I was walking though a city park on a mild, sunny Sunday afternoon.

To my surprise, in the middle of the widely paved pedestrian thoroughfare, a portable floating dance floor had been laid, music was blaring from a state-of-the-art sound system and the floor was filled with people of all ages, shapes and sizes.

They waltzed, they rocked, they bopped and they improvised. Nobody was worried about quality, nobody was dancing with a star and nobody had a wannabe celebrity judging their every step and swing. This was amateur hour. This was happy hour. These were simple people (I say that with complete benevolence), enjoying an innocent and ancient pastime that required negligible expense and minimal energy, soaking up a stupendous sunny Sunday afternoon.

The lyrics of that old sixties song by the Young Rascals immediately sprang to mind:

Groovin’ . . . on a Sunday afternoon.
Really, couldn’t get away too soon.
I can’t imagine anything that’s better . . .
We’ll keep on spending sunny days this way
We’re gonna talk and laugh our time away

It seemed so strangely out of place, and yet so profoundly in the very place it should be. The Broadwalk Ballroom read the sign above the tent shading the DJ and her range of musical equipment. As I awkwardly edged my way around this open-air dance floor I couldn’t help thinking of the pleasures of the gift of dancing.
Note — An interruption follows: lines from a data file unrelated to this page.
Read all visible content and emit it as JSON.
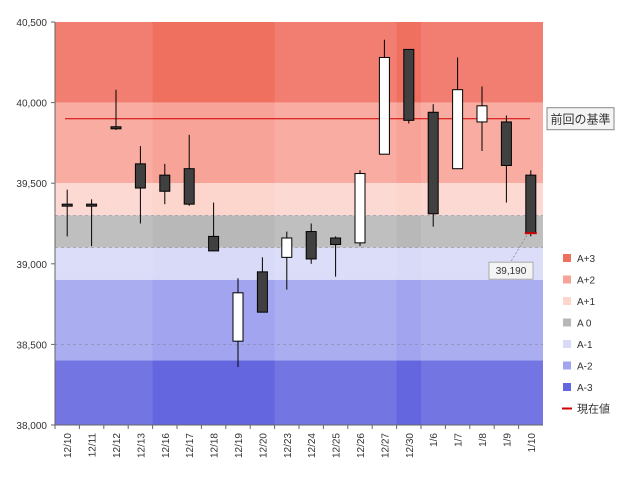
{
  "chart_data": {
    "type": "candlestick",
    "ylim": [
      38000,
      40500
    ],
    "y_ticks": [
      "40,500",
      "40,000",
      "39,500",
      "39,000",
      "38,500",
      "38,000"
    ],
    "y_tick_values": [
      40500,
      40000,
      39500,
      39000,
      38500,
      38000
    ],
    "categories": [
      "12/10",
      "12/11",
      "12/12",
      "12/13",
      "12/16",
      "12/17",
      "12/18",
      "12/19",
      "12/20",
      "12/23",
      "12/24",
      "12/25",
      "12/26",
      "12/27",
      "12/30",
      "1/6",
      "1/7",
      "1/8",
      "1/9",
      "1/10"
    ],
    "ohlc": [
      {
        "open": 39370,
        "high": 39460,
        "low": 39170,
        "close": 39370
      },
      {
        "open": 39370,
        "high": 39400,
        "low": 39110,
        "close": 39360
      },
      {
        "open": 39850,
        "high": 40080,
        "low": 39830,
        "close": 39840
      },
      {
        "open": 39620,
        "high": 39730,
        "low": 39250,
        "close": 39470
      },
      {
        "open": 39550,
        "high": 39620,
        "low": 39370,
        "close": 39450
      },
      {
        "open": 39590,
        "high": 39800,
        "low": 39360,
        "close": 39370
      },
      {
        "open": 39170,
        "high": 39380,
        "low": 39080,
        "close": 39080
      },
      {
        "open": 38520,
        "high": 38910,
        "low": 38360,
        "close": 38820
      },
      {
        "open": 38950,
        "high": 39040,
        "low": 38700,
        "close": 38700
      },
      {
        "open": 39040,
        "high": 39200,
        "low": 38840,
        "close": 39160
      },
      {
        "open": 39200,
        "high": 39250,
        "low": 39000,
        "close": 39030
      },
      {
        "open": 39160,
        "high": 39170,
        "low": 38920,
        "close": 39120
      },
      {
        "open": 39130,
        "high": 39580,
        "low": 39110,
        "close": 39560
      },
      {
        "open": 39680,
        "high": 40390,
        "low": 39680,
        "close": 40280
      },
      {
        "open": 40330,
        "high": 40330,
        "low": 39870,
        "close": 39890
      },
      {
        "open": 39940,
        "high": 39990,
        "low": 39230,
        "close": 39310
      },
      {
        "open": 39590,
        "high": 40280,
        "low": 39590,
        "close": 40080
      },
      {
        "open": 39880,
        "high": 40100,
        "low": 39700,
        "close": 39980
      },
      {
        "open": 39880,
        "high": 39920,
        "low": 39380,
        "close": 39610
      },
      {
        "open": 39550,
        "high": 39580,
        "low": 39170,
        "close": 39190
      }
    ],
    "colors": {
      "up": "#ffffff",
      "down": "#404040",
      "outline": "#000000"
    },
    "bands": [
      {
        "label": "A+3",
        "from": 40000,
        "to": 40500,
        "color": "#f07060"
      },
      {
        "label": "A+2",
        "from": 39500,
        "to": 40000,
        "color": "#f8a398"
      },
      {
        "label": "A+1",
        "from": 39300,
        "to": 39500,
        "color": "#fcd5cd"
      },
      {
        "label": "A 0",
        "from": 39100,
        "to": 39300,
        "color": "#b8b8b8"
      },
      {
        "label": "A-1",
        "from": 38900,
        "to": 39100,
        "color": "#d8daf8"
      },
      {
        "label": "A-2",
        "from": 38400,
        "to": 38900,
        "color": "#a2a4f0"
      },
      {
        "label": "A-3",
        "from": 38000,
        "to": 38400,
        "color": "#6466e0"
      }
    ],
    "current_value_label": "現在値",
    "current_value_color": "#d00000",
    "reference_line": {
      "label": "前回の基準",
      "value": 39900,
      "color": "#d00000"
    },
    "callout": {
      "label": "39,190",
      "value": 39190
    },
    "dashed_lines": [
      39300,
      39100,
      38500
    ],
    "legend_position": "right",
    "grid": false
  }
}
It’s hard to dance and be down in the dumps. It lifts the spirits, lightens the step and chases away the complexities of life, at least for a time.

I thought of the last time I had danced, and I couldn’t remember. It may have been a recent wedding but I wasn’t sure. I remembered the times Helen and I danced at home. Quietly, in the lounge room, to some soft, gentle music, cheek to cheek, long after the kids had gone to bed. We didn’t do it very often, certainly not often enough, and we haven’t done it for quite a while. Our kids have now long flown the nest, and busy putting their own kids to bed.
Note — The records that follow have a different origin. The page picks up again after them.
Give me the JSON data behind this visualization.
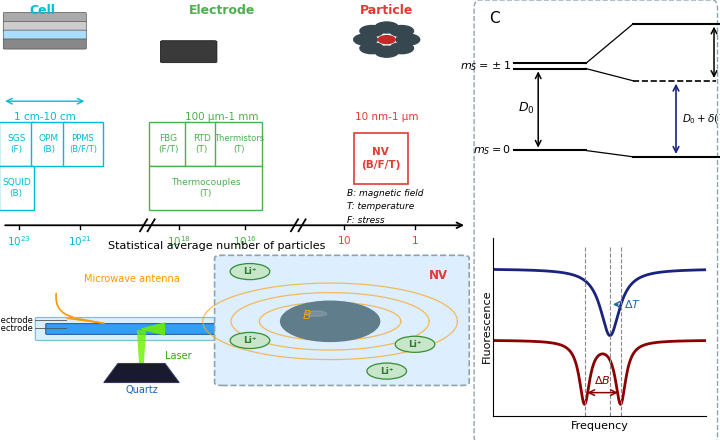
{
  "bg_color": "#ffffff",
  "cell_color": "#00bcd4",
  "electrode_color": "#4caf50",
  "particle_color": "#e53935",
  "dip_blue": "#1a237e",
  "dip_red": "#8b0000",
  "panel_C_label": "C",
  "cell_label": "Cell",
  "electrode_label": "Electrode",
  "particle_label": "Particle",
  "cell_size": "1 cm-10 cm",
  "electrode_size": "100 μm-1 mm",
  "particle_size": "10 nm-1 μm",
  "axis_label": "Statistical average number of particles",
  "legend_text": "B: magnetic field\nT: temperature\nF: stress",
  "fluorescence_label": "Fluorescence",
  "frequency_label": "Frequency",
  "microwave_label": "Microwave antenna",
  "laser_label": "Laser",
  "quartz_label": "Quartz",
  "nv_label": "NV",
  "B_label": "B",
  "counter_label": "nter electrode",
  "work_label": "rk electrode"
}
I remembered family socials in my church back in the eighties. We danced at those socials; mums and dads, singles and sole-parents, grandparents and kids.
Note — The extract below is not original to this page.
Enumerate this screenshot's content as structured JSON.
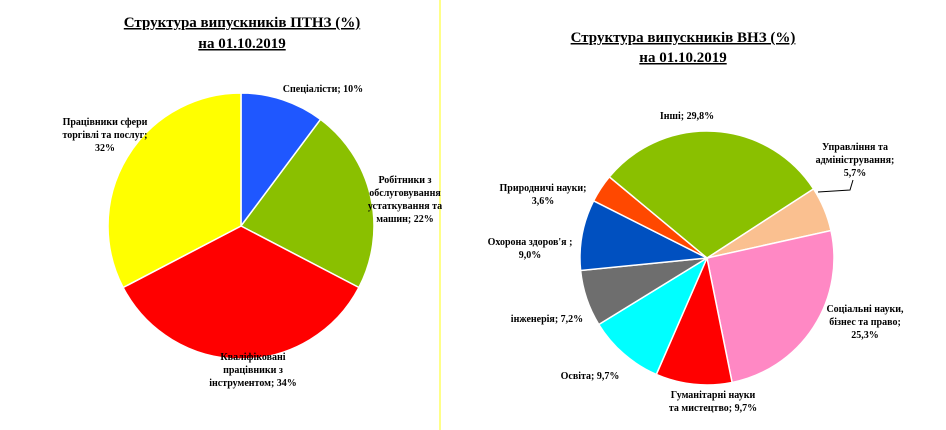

What I remember most clearly about those old church socials, and, oh, what delight it gave me, was to see university professors and coal miners doing the chicken dance side by side. And single mums, yuppy doctors, struggling pensioners, stalwart patriarchs and ratty kids pouring drinks from the same no-name soft drink bottle and serving salads from the same plastic bowl, like they were cut, like coal, or like diamonds, from the same quarry – because we all knew that, in Christ, we were.

When was the day I forgot to dance? When did life get so serious, issues so urgent that I forgot to have that sort of fun? When was the last time I laughed so hard, it ached so much that I thought I was having a heart attack? Have I lost, have we lost, the art of enjoying the simple things of life? Have we forgotten these wonderful words:

Not to place our hope in wealth which is  so uncertain but to put our hope in God  who richly provides us with everything  for  our enjoyment (1Timothy 6:17)

Have we forgotten the gracious provision of a sabbath, Sunday school picnics, and church socials. Of long, lazy Sunday afternoons, of inviting strangers in church back to lunch, after lunch walks to the park with sea-saws, swings and slippery-dips.

Maybe I’m just getting old and nostalgic. Perhaps in a generation’s time my kids will be ruing the day that we left Facebook and Xbox behind for some yet to be imagined form of entertainment and even more remote experiences of electronic relationships.

I know it’s not politically correct to drop this name on a Christian website, and I’ll probably cop a hiding for doing so, but the lyrics of another old song have sprung to mind. Cat Stevens in the opening song on his classic Tea For The Tillerman album asked,

I know we’ve come a long way,
We’re changing day to day,
But tell me, where do the children play?

Did the Cat have any idea that the answer to his question might be found in darkened rooms hypnotised by silicon chips? Was Stevens, better known as Yusuf these days, being prophetic about the pervasive onslaught of pro-choice and euthanasia views when he asked,

Will you can tell us when to live,
Will you tell us when to die? 

Have we forgotten to dance: in marriage, as families, communities, even as a nation, and perhaps as a church, and a diocese? Can we go back to that day? Can we learn to dance again?

Do we need to gamble our way into deeper debt, drink our way into number nights, eat our way into unhealthy obsessions and amuse our way into atrophied brains?

Can we enjoy God-given gifts of life again; without the need for ubiquitous technology, virtual friendships, degustation experiences, European engineered cars, exotic holidays, expensive toys and people playing God?

Can we enjoy together the simple pleasures of life as we rejoice together in the stupendous gospel of grace?

Can we learn how to dance again? Can we learn how to dance to the music of heaven?